Emami Agrotech aims for ₹22,000 crore in turnover by FY27, expecting 10% revenue growth this year. The company is diversifying its portfolio beyond edible oils into staples and spices to drive expansion. Investors should note that the firm remains cautious about geopolitical risks, weather-related crop uncertainty, and competition from low-cost edible oil imports.
Emami Agrotech, a prominent player in the Indian edible oil and food products market, has announced a strategic goal to reach a turnover of ₹22,000 crore by the fiscal year 2027. For the current fiscal year, the company anticipates a 10% revenue increase, supported by expected festive demand and stable commodity prices. This growth path marks a shift as the company looks to expand its reach beyond its traditional edible oil business.
Strategic Diversification into Foods
While the company has built its reputation on brands like Healthy & Tasty and Best Choice in the edible oil segment, it is now focusing on increasing its share in the broader food basket. The company is actively scaling up products such as atta, maida, suji, soya nuggets, and spices under brands like Mantra Spices. By diversifying, the company aims to reduce its reliance on the highly volatile edible oil market, which is often subject to sudden price fluctuations and heavy dependence on international commodity trends.

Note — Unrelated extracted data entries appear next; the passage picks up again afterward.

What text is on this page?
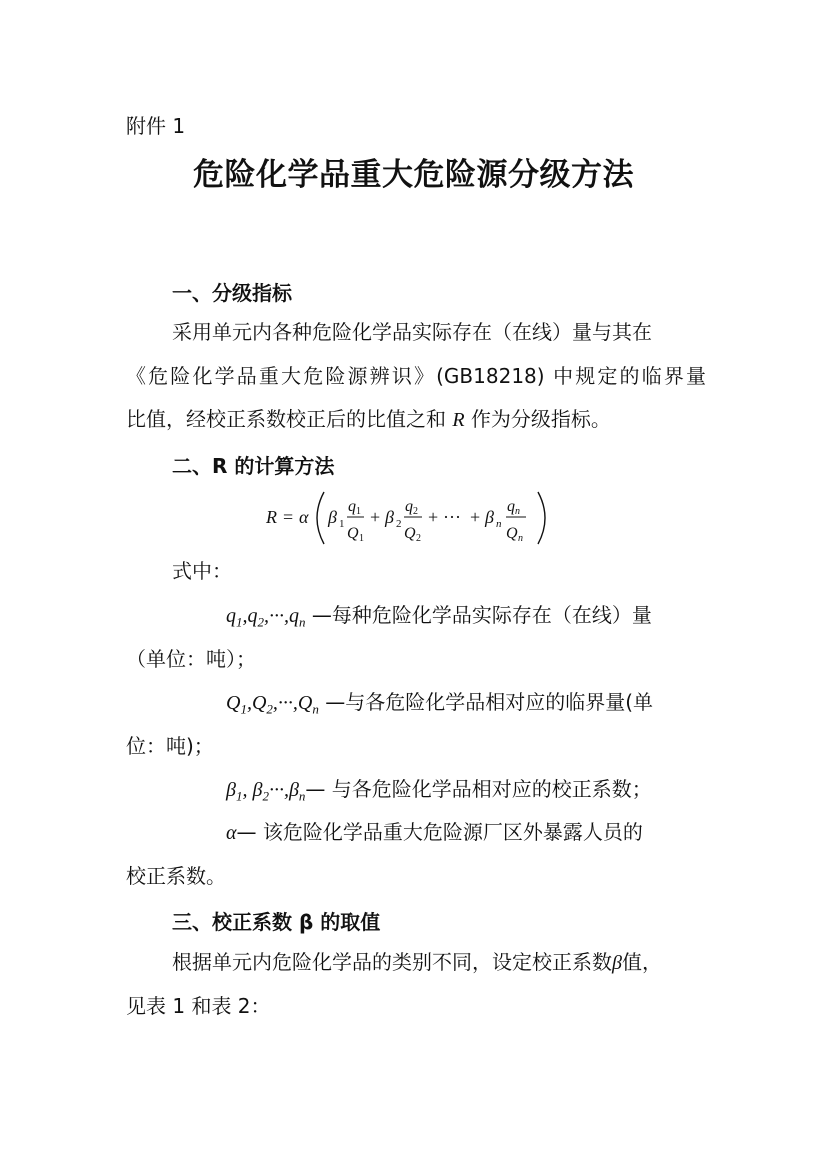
附件 1
危险化学品重大危险源分级方法
一、分级指标
采用单元内各种危险化学品实际存在（在线）量与其在
《危险化学品重大危险源辨识》(GB18218) 中规定的临界量
比值，经校正系数校正后的比值之和 R 作为分级指标。
二、R 的计算方法
R = α β 1
q 1
Q 1
+ β 2
q 2
Q 2
+ ··· + β n
q n
Q n
式中：
$q_1,q_2,\cdot\cdot\cdot,q_n$ —每种危险化学品实际存在（在线）量
（单位：吨）；
$Q_1,Q_2,\cdot\cdot\cdot,Q_n$ —与各危险化学品相对应的临界量(单
位：吨)；
$\beta_1$, $\beta_2\cdot\cdot\cdot,\beta_n—$ 与各危险化学品相对应的校正系数；
α— 该危险化学品重大危险源厂区外暴露人员的
校正系数。
三、校正系数 β 的取值
根据单元内危险化学品的类别不同，设定校正系数β值，
见表 1 和表 2：
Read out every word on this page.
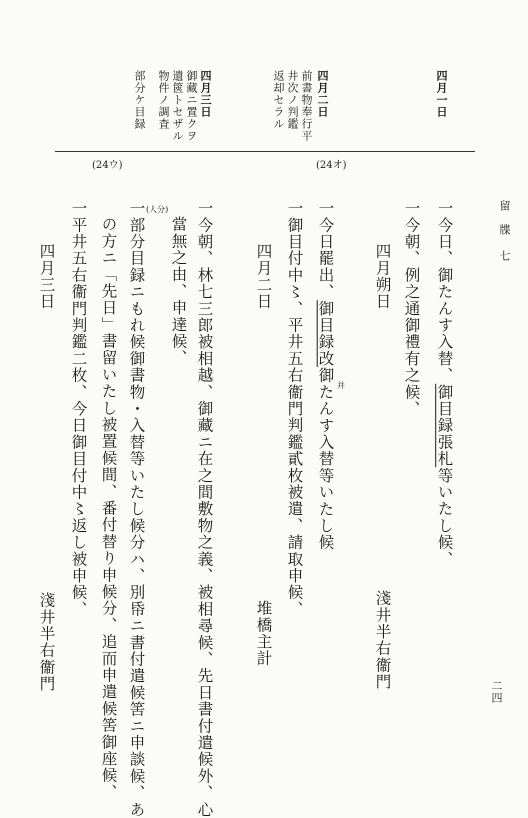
留　牒 七
二四
四月一日
四月二日
前書物奉行平
井次ノ判鑑
返却セラル
四月三日
御藏ニ置クヲ
遺篋トセザル
物件ノ調査
部分ケ目録
(24オ)
(24ウ)
一今日、御たんす入替、御目録張札等いたし候、
一今朝、例之通御禮有之候、
四月朔日
淺井半右衞門
一今日罷出、御目録改御たんす入替等いたし候 并
一御目付中〻、平井五右衞門判鑑貳枚被遣、請取申候、
四月二日
堆橋主計
一今朝、林七三郎被相越、御藏ニ在之間敷物之義、被相尋候、先日書付遣候外、心
當無之由、申達候、
(人分)
一部分目録ニもれ候御書物・入替等いたし候分ハ、別帋ニ書付遣候筈ニ申談候、あ
の方ニ「先日」書留いたし被置候間、番付替り申候分、追而申遣候筈御座候、
一平井五右衞門判鑑二枚、今日御目付中〻返し被申候、
四月三日
淺井半右衞門
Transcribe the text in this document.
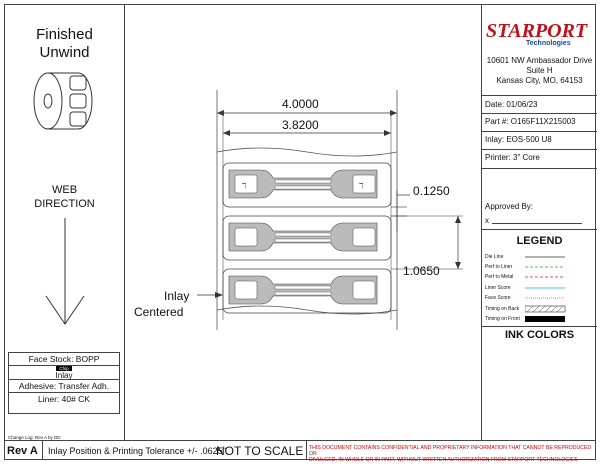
Finished
Unwind
WEB
DIRECTION
Face Stock: BOPP
Chip
Inlay
Adhesive: Transfer Adh.
Liner: 40# CK
ℸ	ℸ
4.0000
3.8200
0.1250
1.0650
Inlay
Centered
STARPORT
Technologies
10601 NW Ambassador Drive
Suite H
Kansas City, MO, 64153
Date: 01/06/23
Part #: O165F11X215003
Inlay: EOS-500 U8
Printer: 3" Core
Approved By:
x
LEGEND
INK COLORS
Die Line
Perf to Liner
Perf to Metal
Liner Score
Face Score
Timing on Back
Timing on Front
Change Log: Rev A by DD
Rev A Inlay Position & Printing Tolerance +/- .0625"
NOT TO SCALE THIS DOCUMENT CONTAINS CONFIDENTIAL AND PROPRIETARY INFORMATION THAT CANNOT BE REPRODUCED OR
DIVULGED, IN WHOLE OR IN PART, WITHOUT WRITTEN AUTHORIZATION FROM STARPORT TECHNOLOGIES
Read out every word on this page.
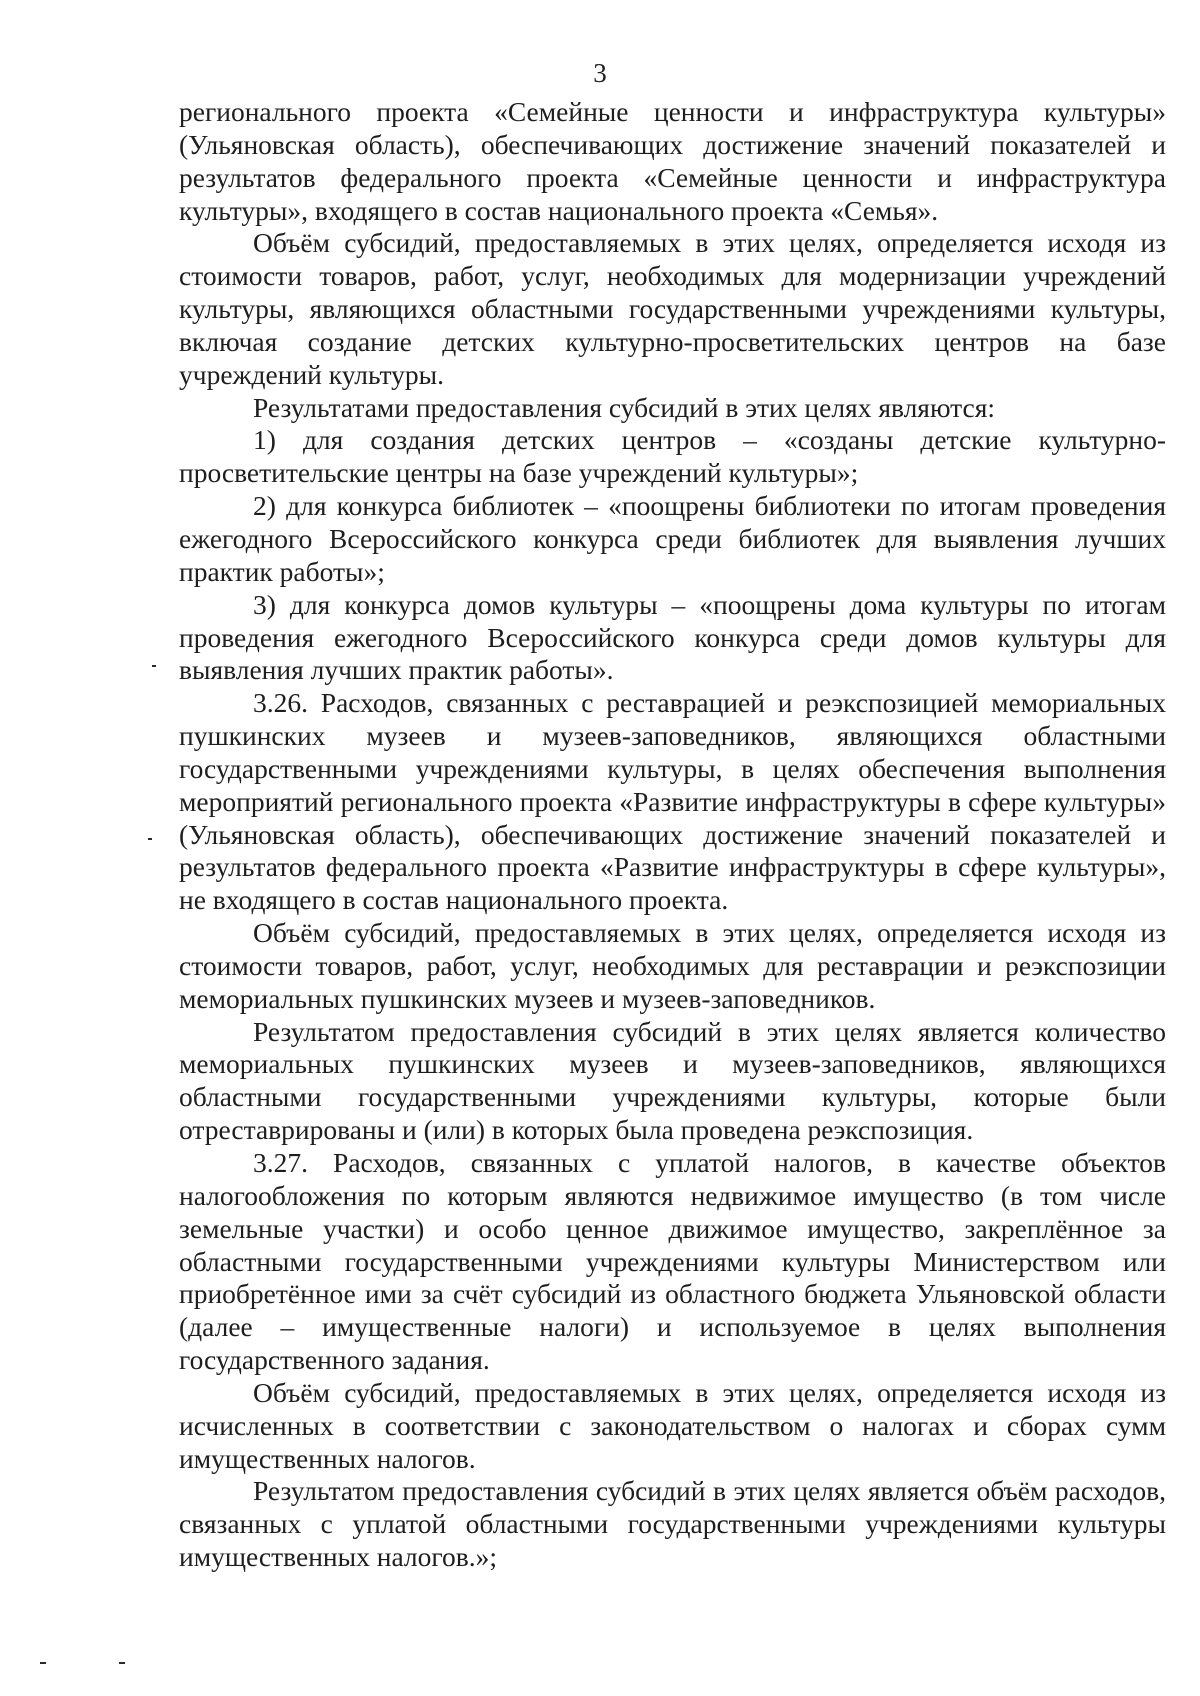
3

регионального проекта «Семейные ценности и инфраструктура культуры» (Ульяновская область), обеспечивающих достижение значений показателей и результатов федерального проекта «Семейные ценности и инфраструктура культуры», входящего в состав национального проекта «Семья».

Объём субсидий, предоставляемых в этих целях, определяется исходя из стоимости товаров, работ, услуг, необходимых для модернизации учреждений культуры, являющихся областными государственными учреждениями культуры, включая создание детских культурно-просветительских центров на базе учреждений культуры.

Результатами предоставления субсидий в этих целях являются:

1) для создания детских центров – «созданы детские культурно-просветительские центры на базе учреждений культуры»;

2) для конкурса библиотек – «поощрены библиотеки по итогам проведения ежегодного Всероссийского конкурса среди библиотек для выявления лучших практик работы»;

3) для конкурса домов культуры – «поощрены дома культуры по итогам проведения ежегодного Всероссийского конкурса среди домов культуры для выявления лучших практик работы».

3.26. Расходов, связанных с реставрацией и реэкспозицией мемориальных пушкинских музеев и музеев-заповедников, являющихся областными государственными учреждениями культуры, в целях обеспечения выполнения мероприятий регионального проекта «Развитие инфраструктуры в сфере культуры» (Ульяновская область), обеспечивающих достижение значений показателей и результатов федерального проекта «Развитие инфраструктуры в сфере культуры», не входящего в состав национального проекта.

Объём субсидий, предоставляемых в этих целях, определяется исходя из стоимости товаров, работ, услуг, необходимых для реставрации и реэкспозиции мемориальных пушкинских музеев и музеев-заповедников.

Результатом предоставления субсидий в этих целях является количество мемориальных пушкинских музеев и музеев-заповедников, являющихся областными государственными учреждениями культуры, которые были отреставрированы и (или) в которых была проведена реэкспозиция.

3.27. Расходов, связанных с уплатой налогов, в качестве объектов налогообложения по которым являются недвижимое имущество (в том числе земельные участки) и особо ценное движимое имущество, закреплённое за областными государственными учреждениями культуры Министерством или приобретённое ими за счёт субсидий из областного бюджета Ульяновской области (далее – имущественные налоги) и используемое в целях выполнения государственного задания.

Объём субсидий, предоставляемых в этих целях, определяется исходя из исчисленных в соответствии с законодательством о налогах и сборах сумм имущественных налогов.

Результатом предоставления субсидий в этих целях является объём расходов, связанных с уплатой областными государственными учреждениями культуры имущественных налогов.»;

Challenges in the Commodity and Import Landscape
Despite the growth projections, the company faces several external pressures that could impact its performance. CEO and Director Sudhakar Rao Desai has noted that geopolitical tensions and unpredictable weather patterns, such as the potential impact of El Nino on crop production, remain key concerns. These factors create uncertainty in the global supply chain for key commodities. Furthermore, the company is managing challenges from low-cost edible oil imports, which have reportedly increased competitive pressure in northern and eastern Indian markets.
Capital Spending and Operational Costs
On the positive side, the company has seen some relief in input costs, specifically regarding packaging materials like laminates, cartons, and tin plates, which had previously faced inflationary pressure due to rising global prices. Moving forward, the company intends to focus its capital spending on brand building and strengthening its distribution network for the food portfolio. Having already completed major investments in its refining and crushing infrastructure, the firm is now prioritizing marketing and market penetration to support its long-term revenue targets.
For investors, the key monitorables will include the actual pace of revenue growth in the food segment compared to the core edible oil business, the company’s ability to manage margins amidst fluctuating raw material prices, and the impact of ongoing import competition on its market share. The company’s success will depend on its ability to execute this portfolio expansion while maintaining profitability in a sector sensitive to both domestic consumption trends and international trade policies.